The second day of each New Year is Railways Day, on which annual fare rises are announced – 3.1 per cent for this coming year, a further above-inflation increase. In the absence of other political news – not an unusual feature of the late Christmas season – it dominates media coverage. Commuters, unions, and campaigners pile in. The Transport Secretary is despatched to the studios to have buckets of ordure emptied ritually over his head.
If that person is Chris Grayling, to whom journalists now reflexively apply the death-watch terms “beleaguered” and “embattled”, he is wise to have an announcement tucked up his sleeve. It won’t save him from the scragging but it will divert some attention. And the Transport Secretary is an experienced enough hand to have prepared exactly that. So, lo, he has revealed today that a new railcard extending child fares to 16 and 17-year-olds will be available ahead of the new academic year in September.
But there is more to Railways Day than an annual outing for the Transport Secretary – or the coming fare rises for commuters. Age, class, region, the way we live now and are governed: January 2 has something to say about all of them.
First, age. Home ownership is the classic demonstration of the updated version of Disraeli’s two nations: the young and the old. Rail is another. The country divides into those who remember the old, fully-nationalised railways and the modern, part-nationalised ones. (Never forget: Network Rail, which runs the track, is a state body.) Older voters are prone to that affliction of the ageing, nostaglia. But its consoling mists don’t always conceal the bleakness of the view back – to under-investment, strikes, delays and lower passenger numbers. They remember the days of full nationalisation, and are less likely to vote for the man who advocates it, Jeremy Corbyn, whatever polls about the popularity of state ownership may tell you. Younger voters have shorter memories and trend Left.
Second, class – or at least income. Railway use is skewed towards richer voters. The highest-earning 20 per cent of voters take around four times as many train journeys each year as those in the bottom 40 per cent, and twice as many as those in the middle. Corbyn’s targeting of these offer yet more evidence of his paradoxical approach to the electorate, whereby pledges are pushed at plusher voters rather than needier ones. His 2017 manifesto somehow promised to scrap tuition fees but not to lift the benefits cap. As our columnist James Frayne never tires of pointing out, the Just-About-Managings – remember them? – tend to drive to work, not take the train.

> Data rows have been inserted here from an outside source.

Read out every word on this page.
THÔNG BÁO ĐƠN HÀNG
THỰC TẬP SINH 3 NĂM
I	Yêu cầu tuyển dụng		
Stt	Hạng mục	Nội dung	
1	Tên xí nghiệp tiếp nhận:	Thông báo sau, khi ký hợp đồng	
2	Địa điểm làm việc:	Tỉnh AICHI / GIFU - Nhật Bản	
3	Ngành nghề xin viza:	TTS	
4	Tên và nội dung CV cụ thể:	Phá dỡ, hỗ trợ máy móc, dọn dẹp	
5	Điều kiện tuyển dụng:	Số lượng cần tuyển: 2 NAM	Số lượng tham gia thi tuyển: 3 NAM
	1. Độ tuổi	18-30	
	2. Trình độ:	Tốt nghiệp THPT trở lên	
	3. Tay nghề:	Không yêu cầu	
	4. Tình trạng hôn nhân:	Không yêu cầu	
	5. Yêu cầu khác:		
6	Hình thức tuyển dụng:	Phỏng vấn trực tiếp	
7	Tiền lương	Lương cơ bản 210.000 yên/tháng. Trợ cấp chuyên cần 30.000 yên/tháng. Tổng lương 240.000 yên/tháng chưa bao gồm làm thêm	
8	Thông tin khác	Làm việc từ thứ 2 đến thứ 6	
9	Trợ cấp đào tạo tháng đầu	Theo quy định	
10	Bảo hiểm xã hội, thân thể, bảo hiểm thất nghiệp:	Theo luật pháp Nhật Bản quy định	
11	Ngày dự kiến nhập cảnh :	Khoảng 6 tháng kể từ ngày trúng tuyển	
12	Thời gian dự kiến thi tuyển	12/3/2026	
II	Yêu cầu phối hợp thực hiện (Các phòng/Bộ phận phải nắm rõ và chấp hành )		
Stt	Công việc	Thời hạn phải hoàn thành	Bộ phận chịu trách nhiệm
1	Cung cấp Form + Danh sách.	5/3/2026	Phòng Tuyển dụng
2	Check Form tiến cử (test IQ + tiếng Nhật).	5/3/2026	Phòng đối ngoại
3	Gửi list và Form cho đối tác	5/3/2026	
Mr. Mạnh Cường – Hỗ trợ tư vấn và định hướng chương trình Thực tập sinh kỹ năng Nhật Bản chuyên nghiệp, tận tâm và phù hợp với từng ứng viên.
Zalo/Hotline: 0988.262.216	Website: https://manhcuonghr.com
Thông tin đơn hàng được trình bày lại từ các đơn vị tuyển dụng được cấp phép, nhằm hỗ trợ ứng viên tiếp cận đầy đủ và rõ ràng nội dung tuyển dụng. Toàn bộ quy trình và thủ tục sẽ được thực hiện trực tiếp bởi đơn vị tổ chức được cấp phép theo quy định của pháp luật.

Third, region. Rail use is highest in the South-East. Many of those who bring you the Today programme or Newsnight will have made their way to their BBC place of work by train, and good luck to them. Daily Telegraph reading-commuters clutch their season tickets. Senior Guardian editors will make their way to work by rail and tube. Our own readership is concentrated in the greater south-east. No wonder we all find ourselves writing about the railways. If you want a sense of how commuters or voters further north feel about this bias to the capital, have a look at the Yorkshire Post, and its complaint about delays to the phrasing-out of “Northern’s fleet of antiquated Pacers – buses converted into makeshift trains in the 1980s”.
Which brings us back to the part-nationalised system, the role of Network Rail, this summer’s timetabling chaos, and the leaked “yours cynically” e-mail from the Transport Department about the loss of a northern service.
A variant to Railways Day this year has been the activity of the centre-right orientated think tanks, many of which are out and about today making the case for our part-private system. The Centre for Policy Studies (which got in early), the Taxpayers Alliance, the Institute of Economic Affairs – all are making necessary points: that the change has brought more journeys, higher passenger satisfaction and progressive funding, in the sense that consumers rather than taxpayers must bear part of the bill.
They, we and others might also unite in a late New Year’s resolution: to make each annual Railways Day a No HS2 Day. “How would you feel if we just dropped HS2 and spent the money on local transport links in the Midlands and the north?’’ the ever-alert Michael Gove asked Conservative MPs last year. He will know that of the £6.4 billion given to – excluding loans from Network Rail – almost a third was consumed by the high-speed project.
Five years ago, the ConservativeHome Manifesto proposed junking the project and transferring resources to a Northern Infrastructure Fund. That would help ease income and regional disparities – not to mention curb the inevitable overspending on the project, £20 billion and counting the last time we looked.